She climbs onto Paul so that she's straddling him, and he opens his mouth and she peers in.

‘Where is it? I can't see anything.'

‘There,' Paul says, as much as he can with his mouth open, sort of pointing the lump out with his tongue.

‘Move your tongue out of the way then.'

He moves his tongue out of the way, and as she's examining him he fixes his gaze on the wonky little pizza-slice tattoo on her shoulder.

Why would anyone get a pizza tattoo?

Last week she shaved off a huge patch of hair on the left side of her head, to reveal a professional tattoo she had done last year, the thing he thought was a snake or a rose, which turned out to be a massive curling lizard. She's fearless, in a way that Paul has never been. She does not give one single, solitary fuck about the future.

When Paul was twenty, all he ever
did
was worry about the future.

He'd tie himself in knots, wishing he was not in the current moment, whatever it happened to be, yearning instead for some indistinct, far-off point when he could say with confidence, ‘I, Paul Saunders, am a published novelist.'

And look where that's got him.

His gaze drifts down to Alison's left nipple, which is an extremely pale pink, almost the same colour as the rest of her skin.

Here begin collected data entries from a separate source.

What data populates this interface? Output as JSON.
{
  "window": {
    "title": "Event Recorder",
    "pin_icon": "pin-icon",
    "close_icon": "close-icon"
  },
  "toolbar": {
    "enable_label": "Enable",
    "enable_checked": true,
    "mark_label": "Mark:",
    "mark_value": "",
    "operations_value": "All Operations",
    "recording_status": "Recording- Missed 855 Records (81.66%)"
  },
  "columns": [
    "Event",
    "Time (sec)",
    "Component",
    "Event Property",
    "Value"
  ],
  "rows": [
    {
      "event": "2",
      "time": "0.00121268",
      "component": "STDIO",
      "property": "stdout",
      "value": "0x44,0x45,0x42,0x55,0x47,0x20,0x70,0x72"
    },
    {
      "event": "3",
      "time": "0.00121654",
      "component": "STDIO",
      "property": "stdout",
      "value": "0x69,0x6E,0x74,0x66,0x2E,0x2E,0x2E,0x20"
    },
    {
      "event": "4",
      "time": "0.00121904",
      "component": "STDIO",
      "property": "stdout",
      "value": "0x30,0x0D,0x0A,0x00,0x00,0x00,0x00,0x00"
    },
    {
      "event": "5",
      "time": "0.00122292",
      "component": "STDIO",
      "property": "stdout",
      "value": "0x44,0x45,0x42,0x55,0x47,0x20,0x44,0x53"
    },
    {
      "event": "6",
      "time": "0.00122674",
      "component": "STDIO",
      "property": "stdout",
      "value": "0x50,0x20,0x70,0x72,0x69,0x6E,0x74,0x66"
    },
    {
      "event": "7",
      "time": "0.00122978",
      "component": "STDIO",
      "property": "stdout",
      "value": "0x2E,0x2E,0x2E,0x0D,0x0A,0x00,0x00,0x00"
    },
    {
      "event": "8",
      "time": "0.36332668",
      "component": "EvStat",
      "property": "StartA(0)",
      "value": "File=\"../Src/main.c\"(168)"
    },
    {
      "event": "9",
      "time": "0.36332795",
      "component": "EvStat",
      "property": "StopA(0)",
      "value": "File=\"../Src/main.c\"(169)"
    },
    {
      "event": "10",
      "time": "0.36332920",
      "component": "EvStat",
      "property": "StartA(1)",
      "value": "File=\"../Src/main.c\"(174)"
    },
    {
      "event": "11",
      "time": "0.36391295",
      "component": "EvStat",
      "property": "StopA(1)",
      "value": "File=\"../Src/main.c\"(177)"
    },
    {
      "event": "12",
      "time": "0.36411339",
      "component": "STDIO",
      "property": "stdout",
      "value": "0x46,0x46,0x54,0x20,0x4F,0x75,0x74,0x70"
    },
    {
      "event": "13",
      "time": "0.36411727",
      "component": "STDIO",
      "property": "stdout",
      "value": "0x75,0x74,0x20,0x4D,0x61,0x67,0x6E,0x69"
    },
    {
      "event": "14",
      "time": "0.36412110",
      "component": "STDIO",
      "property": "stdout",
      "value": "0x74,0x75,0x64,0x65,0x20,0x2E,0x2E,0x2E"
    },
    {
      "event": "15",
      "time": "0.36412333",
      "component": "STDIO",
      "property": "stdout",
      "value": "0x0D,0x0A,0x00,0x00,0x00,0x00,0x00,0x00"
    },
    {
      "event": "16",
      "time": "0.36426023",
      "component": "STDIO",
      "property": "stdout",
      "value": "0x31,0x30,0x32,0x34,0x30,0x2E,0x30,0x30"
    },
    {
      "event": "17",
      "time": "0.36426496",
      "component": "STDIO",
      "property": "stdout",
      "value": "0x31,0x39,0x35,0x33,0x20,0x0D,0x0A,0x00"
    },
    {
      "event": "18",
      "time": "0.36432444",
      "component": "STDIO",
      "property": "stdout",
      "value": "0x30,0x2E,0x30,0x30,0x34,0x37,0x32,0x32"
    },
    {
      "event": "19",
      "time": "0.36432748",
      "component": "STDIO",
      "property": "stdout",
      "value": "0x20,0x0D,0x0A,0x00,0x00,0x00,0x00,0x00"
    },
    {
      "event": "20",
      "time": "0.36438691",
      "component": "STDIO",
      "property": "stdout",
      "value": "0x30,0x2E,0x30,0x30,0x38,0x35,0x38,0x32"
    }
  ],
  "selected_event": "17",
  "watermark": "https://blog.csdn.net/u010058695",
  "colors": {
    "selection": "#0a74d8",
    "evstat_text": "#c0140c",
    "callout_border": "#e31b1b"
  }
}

There are two small oval scars either side of the teat, from where it used to be pierced. She has these little scars, from previous piercings, almost everywhere.

She takes her hands away from his face and gets back into bed. He waits for her to speak. She picks up her phone and looks at the screen then drops it on the duvet and kicks her feet impatiently.

‘Well?' Paul says.

‘It's probably nothing.'

‘But you saw something?'

‘There's a very small sort of skin-coloured lump there, yes. But I'm not a doctor.'

‘So you
saw
something then is what you're saying?'

‘Yes, I saw something.'

Okay, it's real, Paul thinks. I'm actually dying.

Oh fuck.

I need to write my novel.

I need to write my novel really, really quickly.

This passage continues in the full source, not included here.